Los periódicos locales, encabezados por el
decano del siglo XX en esta comarca, El Eco de Tunas, reflejaron el
quehacer de esta comunidad, pero siempre con las limitaciones
propias de la cacareada libertad de prensa burguesa, presta a
censurar cualquier señalamiento que pudiera perjudicar los intereses
de los politiqueros de turno o de sus amos, los vecinos del Norte.
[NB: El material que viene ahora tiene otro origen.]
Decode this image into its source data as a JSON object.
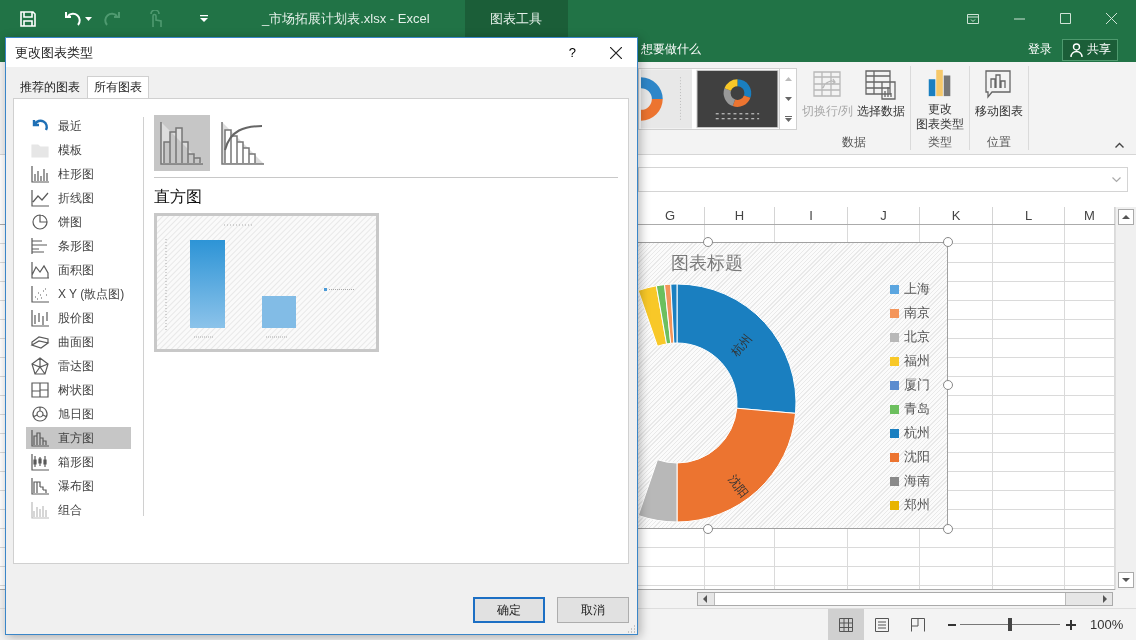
{
  "excel": {
    "title": "_市场拓展计划表.xlsx - Excel",
    "context_tab": "图表工具",
    "tell_me": "想要做什么",
    "sign_in": "登录",
    "share": "共享",
    "ribbon_groups": [
      {
        "label": "数据",
        "buttons": [
          {
            "lines": [
              "切换行/列"
            ],
            "disabled": true
          },
          {
            "lines": [
              "选择数据"
            ],
            "disabled": false
          }
        ]
      },
      {
        "label": "类型",
        "buttons": [
          {
            "lines": [
              "更改",
              "图表类型"
            ],
            "disabled": false
          }
        ]
      },
      {
        "label": "位置",
        "buttons": [
          {
            "lines": [
              "移动图表"
            ],
            "disabled": false
          }
        ]
      }
    ],
    "columns": [
      "G",
      "H",
      "I",
      "J",
      "K",
      "L",
      "M"
    ],
    "chart": {
      "title": "图表标题",
      "slice_labels": [
        "杭州",
        "沈阳"
      ],
      "legend": [
        {
          "label": "上海",
          "color": "#5ba6e0"
        },
        {
          "label": "南京",
          "color": "#f4955a"
        },
        {
          "label": "北京",
          "color": "#b8b8b8"
        },
        {
          "label": "福州",
          "color": "#f8c828"
        },
        {
          "label": "厦门",
          "color": "#5b8ccf"
        },
        {
          "label": "青岛",
          "color": "#6cbf5e"
        },
        {
          "label": "杭州",
          "color": "#1a7fc0"
        },
        {
          "label": "沈阳",
          "color": "#ec7430"
        },
        {
          "label": "海南",
          "color": "#8a8a8a"
        },
        {
          "label": "郑州",
          "color": "#e8b400"
        }
      ]
    },
    "views": [
      {
        "selected": true
      },
      {
        "selected": false
      },
      {
        "selected": false
      }
    ],
    "zoom": {
      "level": 0.5,
      "value": "100%"
    }
  },
  "dialog": {
    "title": "更改图表类型",
    "help": "?",
    "tabs": [
      {
        "label": "推荐的图表",
        "selected": false
      },
      {
        "label": "所有图表",
        "selected": true
      }
    ],
    "types": [
      {
        "label": "最近",
        "selected": false
      },
      {
        "label": "模板",
        "selected": false
      },
      {
        "label": "柱形图",
        "selected": false
      },
      {
        "label": "折线图",
        "selected": false
      },
      {
        "label": "饼图",
        "selected": false
      },
      {
        "label": "条形图",
        "selected": false
      },
      {
        "label": "面积图",
        "selected": false
      },
      {
        "label": "X Y (散点图)",
        "selected": false
      },
      {
        "label": "股价图",
        "selected": false
      },
      {
        "label": "曲面图",
        "selected": false
      },
      {
        "label": "雷达图",
        "selected": false
      },
      {
        "label": "树状图",
        "selected": false
      },
      {
        "label": "旭日图",
        "selected": false
      },
      {
        "label": "直方图",
        "selected": true
      },
      {
        "label": "箱形图",
        "selected": false
      },
      {
        "label": "瀑布图",
        "selected": false
      },
      {
        "label": "组合",
        "selected": false
      }
    ],
    "subtypes": [
      {
        "selected": true
      },
      {
        "selected": false
      }
    ],
    "heading": "直方图",
    "buttons": [
      "确定",
      "取消"
    ]
  }
}
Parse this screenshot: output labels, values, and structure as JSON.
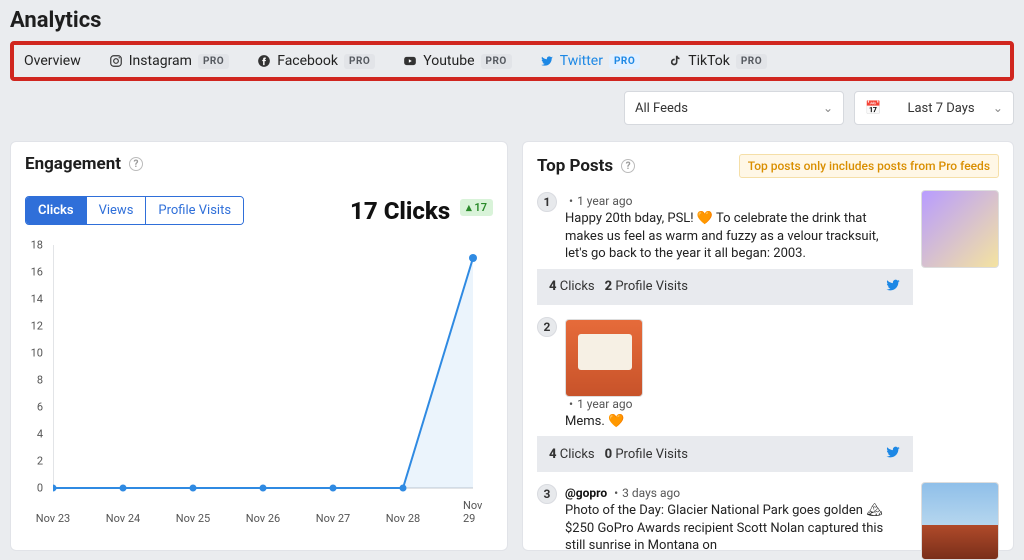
{
  "page_title": "Analytics",
  "tabs": [
    {
      "label": "Overview",
      "pro": false,
      "icon": null
    },
    {
      "label": "Instagram",
      "pro": true,
      "badge": "PRO",
      "icon": "instagram"
    },
    {
      "label": "Facebook",
      "pro": true,
      "badge": "PRO",
      "icon": "facebook"
    },
    {
      "label": "Youtube",
      "pro": true,
      "badge": "PRO",
      "icon": "youtube"
    },
    {
      "label": "Twitter",
      "pro": true,
      "badge": "PRO",
      "icon": "twitter",
      "highlight": true
    },
    {
      "label": "TikTok",
      "pro": true,
      "badge": "PRO",
      "icon": "tiktok"
    }
  ],
  "filters": {
    "feeds_label": "All Feeds",
    "date_label": "Last 7 Days"
  },
  "engagement": {
    "title": "Engagement",
    "segments": [
      "Clicks",
      "Views",
      "Profile Visits"
    ],
    "active_segment": 0,
    "metric_text": "17 Clicks",
    "delta_text": "▴ 17"
  },
  "chart_data": {
    "type": "line",
    "title": "Engagement — Clicks",
    "xlabel": "",
    "ylabel": "",
    "ylim": [
      0,
      18
    ],
    "yticks": [
      0,
      2,
      4,
      6,
      8,
      10,
      12,
      14,
      16,
      18
    ],
    "categories": [
      "Nov 23",
      "Nov 24",
      "Nov 25",
      "Nov 26",
      "Nov 27",
      "Nov 28",
      "Nov 29"
    ],
    "values": [
      0,
      0,
      0,
      0,
      0,
      0,
      17
    ]
  },
  "top_posts": {
    "title": "Top Posts",
    "notice": "Top posts only includes posts from Pro feeds",
    "posts": [
      {
        "rank": "1",
        "author": "",
        "time": "1 year ago",
        "text": "Happy 20th bday, PSL! 🧡 To celebrate the drink that makes us feel as warm and fuzzy as a velour tracksuit, let's go back to the year it all began: 2003.",
        "clicks": "4",
        "clicks_label": "Clicks",
        "visits": "2",
        "visits_label": "Profile Visits",
        "platform": "twitter",
        "thumb": "psl"
      },
      {
        "rank": "2",
        "author": "",
        "time": "1 year ago",
        "text": "Mems. 🧡",
        "clicks": "4",
        "clicks_label": "Clicks",
        "visits": "0",
        "visits_label": "Profile Visits",
        "platform": "twitter",
        "thumb": "phone"
      },
      {
        "rank": "3",
        "author": "@gopro",
        "time": "3 days ago",
        "text": "Photo of the Day: Glacier National Park goes golden 🏔 $250 GoPro Awards recipient Scott Nolan captured this still sunrise in Montana on",
        "clicks": "",
        "clicks_label": "",
        "visits": "",
        "visits_label": "",
        "platform": "twitter",
        "thumb": "sun"
      }
    ]
  }
}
La prensa revolucionaria, el periodismo de
nuevo tipo, llegó el 17 de mayo de 1963, con la fundación del
semanario El Trabajador, el único periódico del país que se mantuvo
poco menos de dos años gracias al trabajo voluntario, sin un solo
periodista profesional.
En el contexto de la nueva sociedad, por la
necesidad de defender la Revolución en la compleja batalla de las
ideas, la prensa de nuevo tipo en Las Tunas, acumula mucha
experiencia, no solo en los periódicos, sino en los noticieros de
radio, cuyo ejemplo más notorio está en el de Radio Circuito y Radio
Puerto Padre, hoy Victoria y Libertad.
Pero la más singular experiencia comenzó hace
40 años, el 17 de noviembre de 1969, con la arrancada de la Zafra de
los 10 millones en el central Perú, del municipio de Jobabo y que se
consolidó desde el punto de vista organizativo, en diciembre.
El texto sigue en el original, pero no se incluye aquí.